Spring Training

Winter’s dreary days drag a gray blanket over the cold world. Spirits plunge along with the mercury in thermometers. Bare branches, brown grass, and pale skin long for the sultry touch of sunshine, but all they receive is the chilly comfort of February rain as winter blues fade into bleak black.

Then one hears those four mystical, marvelous, miraculous words: “Pitchers and catchers report!”

The magical incantation causes Old Man Winter to vanish into thin air. Suddenly, the light pierces the clouds with golden streams of promise. Morning temperatures receive an early wakeup call from spring. Branches bud, lawns green, and the sun shines.

The Boys of Summer are back and spring cannot be far behind.

Winter does not officially end until March 21. However, baseball’s Spring Training is an early harbinger of warmer days. The American and National League teams are practicing in the sunny climes of Florida or Arizona in preparation for Opening Day. The first to arrive are the pitchers and catchers to warm up their arms after the off-season hiatus.

The Atlanta Braves call Champion Stadium in Orlando their home away from home. The baseball complex is part of Disney’s “Wide World of Sports.” The intimate stadium is modeled after historic fields of yesteryear. Veterans, rookies, has-beens, never-will-bes, and want-to-bes strut their stuff around the diamond. The fans laze in the Floridian sun and soak up the games.

Attending a Spring Training game had always been on my Bucket List. So in 2004 and again in 2007, my son and I headed south on I-75 to central Florida. The weather was perfect with balmy breezes and highs in the eighties. We arrived on Thursday with tickets for the Friday and Saturday games.

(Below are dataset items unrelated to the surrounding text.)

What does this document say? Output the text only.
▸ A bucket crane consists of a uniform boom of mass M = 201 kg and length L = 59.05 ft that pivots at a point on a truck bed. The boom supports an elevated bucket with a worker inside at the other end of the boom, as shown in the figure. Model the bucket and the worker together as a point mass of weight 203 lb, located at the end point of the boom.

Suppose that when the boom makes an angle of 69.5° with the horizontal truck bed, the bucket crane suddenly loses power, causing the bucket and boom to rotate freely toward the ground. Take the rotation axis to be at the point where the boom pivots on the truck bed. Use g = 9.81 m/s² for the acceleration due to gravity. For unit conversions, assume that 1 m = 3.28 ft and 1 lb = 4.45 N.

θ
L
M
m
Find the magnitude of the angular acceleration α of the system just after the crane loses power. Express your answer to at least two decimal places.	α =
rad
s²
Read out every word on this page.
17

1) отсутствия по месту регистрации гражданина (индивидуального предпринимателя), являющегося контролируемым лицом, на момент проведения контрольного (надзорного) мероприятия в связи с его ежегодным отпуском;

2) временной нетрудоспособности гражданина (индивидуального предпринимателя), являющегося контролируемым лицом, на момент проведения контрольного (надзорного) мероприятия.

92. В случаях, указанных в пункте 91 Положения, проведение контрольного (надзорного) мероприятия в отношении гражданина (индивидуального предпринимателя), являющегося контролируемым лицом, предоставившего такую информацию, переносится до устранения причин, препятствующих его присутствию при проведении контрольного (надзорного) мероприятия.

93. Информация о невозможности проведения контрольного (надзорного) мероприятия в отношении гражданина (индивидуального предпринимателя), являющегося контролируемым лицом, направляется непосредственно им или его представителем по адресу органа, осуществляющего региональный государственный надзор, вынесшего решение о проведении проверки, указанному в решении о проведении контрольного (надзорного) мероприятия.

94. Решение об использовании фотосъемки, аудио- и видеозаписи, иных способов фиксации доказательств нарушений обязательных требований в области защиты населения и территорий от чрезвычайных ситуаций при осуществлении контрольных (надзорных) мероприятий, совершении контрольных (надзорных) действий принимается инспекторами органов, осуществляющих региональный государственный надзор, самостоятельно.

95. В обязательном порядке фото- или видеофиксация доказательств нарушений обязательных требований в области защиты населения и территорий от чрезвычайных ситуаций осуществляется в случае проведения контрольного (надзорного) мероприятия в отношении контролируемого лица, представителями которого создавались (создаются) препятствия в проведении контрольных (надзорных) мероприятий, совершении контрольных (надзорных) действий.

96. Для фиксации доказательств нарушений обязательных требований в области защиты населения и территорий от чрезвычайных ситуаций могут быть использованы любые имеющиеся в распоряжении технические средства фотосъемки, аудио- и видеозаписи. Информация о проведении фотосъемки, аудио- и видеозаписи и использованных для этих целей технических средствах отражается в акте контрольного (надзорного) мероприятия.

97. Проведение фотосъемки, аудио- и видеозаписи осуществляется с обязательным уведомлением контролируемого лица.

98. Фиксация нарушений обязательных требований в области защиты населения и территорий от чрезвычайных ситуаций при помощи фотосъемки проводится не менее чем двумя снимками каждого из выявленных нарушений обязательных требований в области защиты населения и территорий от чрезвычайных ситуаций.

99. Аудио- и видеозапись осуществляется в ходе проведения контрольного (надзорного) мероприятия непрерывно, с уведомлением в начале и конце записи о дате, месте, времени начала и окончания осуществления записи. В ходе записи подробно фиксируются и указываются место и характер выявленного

There is something magical about a baseball stadium. The grass is greener and the dirt browner. The white of the uniforms and baseballs glows with ultraviolet bright. Nowhere do hotdogs taste any better with mustard, ketchup, and relish dripping down the fingers and chin. The smell of the watered lawn and sprinkled dust accentuated by leather gloves and spilt drinks wafts through the air.

We joined other fans streaming into Champion Stadium for the afternoon’s festivities. The scoreboard kept a tally of the runs, but the outcome of the games was unimportant. For a few blessed weeks in Spring Training, it really doesn’t matter if you win or lose but how you play the game. I don’t remember the box scores, but I will always recall my son’s face filled with the essence of what makes men love the game.

During the seventh inning stretch, the entire stadium stood in the time-honored tradition. We joined in singing baseball’s anthem, “Take me out to the Ballgame.” For a few minutes, it really did not matter which team you rooted for. Baseball fans sang together for the love of the game.

At the conclusion of each ballgame, the announcer invited the children to gather around home plate. One by one they ran the bases before sliding into home in a cloud of dust. If there is a baseball heaven, then those boys and girls caught a glimpse of the eternal stadium that afternoon. Grins threatened to split the children’s faces in two. Almost every adult watching from the seats would have gladly joined them in a romp around the infield to “touch ‘em all.”

John Fogarty, who was the lead singer for the band “Creedence Clearwater Revival,” sings a song entitled “Centerfield.” The rock beat of the first verse declares:

 Well, beat the drum and hold the phone—the sun came out today!

We’re born again, there’s new grass on the field.

A-rounding third and headed for home, it’s a brown-eyed handsome man;

Anyone can understand the way I feel.

 Then the chorus echoes with a sentiment that any child of the game intuitively understands:

 Oh, put me in coach, I’m ready to play today.

Put me in coach, I’m ready to play today.

Look at me, I can be, center field!

We returned home late on Sunday night to face the real world of school and work on Monday morning. However, the memories will last a lifetime.

For a few precious days, my son and I joined the Boys of Summer.

3 thoughts on “Spring Training

  1. One of my most precious memories is going with my dad to see the Braves in Spring Training in 1991 back when they were still at West Palm Beach. Your story made me think of that wonderful time of bonding and renewal.